Burning accused witches during the witch hunts may thus be compared to destroying confiscated whisky during Prohibition. – Thomas Szasz
Amsterdam’s ‘Centre for Drug Research’ ceased to exist as an independent drug research institution in 2004, but Peter Cohen left a few challenges to our thinking. Offering something completely different about our understanding of addiction, Cohen says
“I will offer an alternative description. I will try to create a definition that will make it possible to accept the behaviour we now call addiction and see it as a normal, although infrequent type of adaptation.
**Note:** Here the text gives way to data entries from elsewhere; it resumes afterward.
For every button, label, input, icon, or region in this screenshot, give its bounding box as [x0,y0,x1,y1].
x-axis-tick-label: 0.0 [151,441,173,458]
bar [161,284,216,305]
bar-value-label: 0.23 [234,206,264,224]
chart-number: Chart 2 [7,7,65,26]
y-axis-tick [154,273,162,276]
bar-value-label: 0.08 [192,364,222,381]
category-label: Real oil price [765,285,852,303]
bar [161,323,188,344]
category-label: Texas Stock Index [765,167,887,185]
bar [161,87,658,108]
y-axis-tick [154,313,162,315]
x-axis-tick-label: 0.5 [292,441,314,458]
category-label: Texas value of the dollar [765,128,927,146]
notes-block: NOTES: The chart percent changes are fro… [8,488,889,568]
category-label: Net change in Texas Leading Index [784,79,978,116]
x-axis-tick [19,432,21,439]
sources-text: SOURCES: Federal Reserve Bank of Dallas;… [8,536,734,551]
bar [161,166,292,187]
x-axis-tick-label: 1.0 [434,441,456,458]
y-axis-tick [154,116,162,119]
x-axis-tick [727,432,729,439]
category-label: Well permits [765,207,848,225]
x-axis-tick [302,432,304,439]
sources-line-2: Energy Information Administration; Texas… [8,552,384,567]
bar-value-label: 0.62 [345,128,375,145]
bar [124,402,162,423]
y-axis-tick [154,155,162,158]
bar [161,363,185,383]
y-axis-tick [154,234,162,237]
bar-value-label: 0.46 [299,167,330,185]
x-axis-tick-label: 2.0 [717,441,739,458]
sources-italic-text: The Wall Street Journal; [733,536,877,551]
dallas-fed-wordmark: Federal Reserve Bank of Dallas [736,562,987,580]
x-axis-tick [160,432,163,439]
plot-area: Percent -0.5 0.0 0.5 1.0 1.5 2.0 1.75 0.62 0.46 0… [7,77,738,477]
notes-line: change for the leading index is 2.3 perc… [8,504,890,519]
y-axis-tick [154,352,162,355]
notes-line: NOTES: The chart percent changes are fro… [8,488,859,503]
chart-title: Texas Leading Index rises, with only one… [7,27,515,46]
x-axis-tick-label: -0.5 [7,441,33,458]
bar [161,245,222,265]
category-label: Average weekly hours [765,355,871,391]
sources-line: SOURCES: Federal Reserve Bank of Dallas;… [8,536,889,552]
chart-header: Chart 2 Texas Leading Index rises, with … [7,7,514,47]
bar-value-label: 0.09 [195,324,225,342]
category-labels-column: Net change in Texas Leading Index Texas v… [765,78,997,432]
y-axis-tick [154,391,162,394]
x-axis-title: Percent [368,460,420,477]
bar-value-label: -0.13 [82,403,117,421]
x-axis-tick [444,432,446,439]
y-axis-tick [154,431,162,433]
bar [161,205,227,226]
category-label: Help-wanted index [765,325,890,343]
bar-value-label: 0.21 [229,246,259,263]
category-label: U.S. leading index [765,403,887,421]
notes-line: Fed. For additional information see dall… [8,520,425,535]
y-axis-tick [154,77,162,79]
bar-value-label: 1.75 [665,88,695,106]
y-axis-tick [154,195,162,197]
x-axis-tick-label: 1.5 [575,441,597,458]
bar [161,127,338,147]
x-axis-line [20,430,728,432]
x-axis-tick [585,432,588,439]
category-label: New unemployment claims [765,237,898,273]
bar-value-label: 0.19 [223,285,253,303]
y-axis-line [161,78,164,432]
Once we normalise the behaviour we no longer have to fear it, and organize massive and religious discriminations against this behaviour and its alleged cause, the drug.”
The person has been reduced to the enslaved bearer of a deranged brain.
In my world of learned control, the user is a rational being trying to reach rational goals by means of techniques that are hard to grasp for people who use other types of control to reach the same rational goals; that is to feel they master their environment, get a sense of belonging and to cope. In my view, people we call ‘addicted’ do the same things that people do that we call ‘not addicted’. The difference is their methods. It is like looking at homosexuals. They do the same things as heterosexuals, only their methods differ. To decide that they are ill, deviant, or self destructive is not science.
So, my pointing out that the word ‘addicted’ fits in a list of words like possessed, bedevilled or bewitched, is an attempt to change our way of explaining heavy drug use as the agent of magic, and to show that even ‘scientific’ approaches to this behaviour may mask devils and ghosts, and create Cardinals, Inquisitors, and Heretics.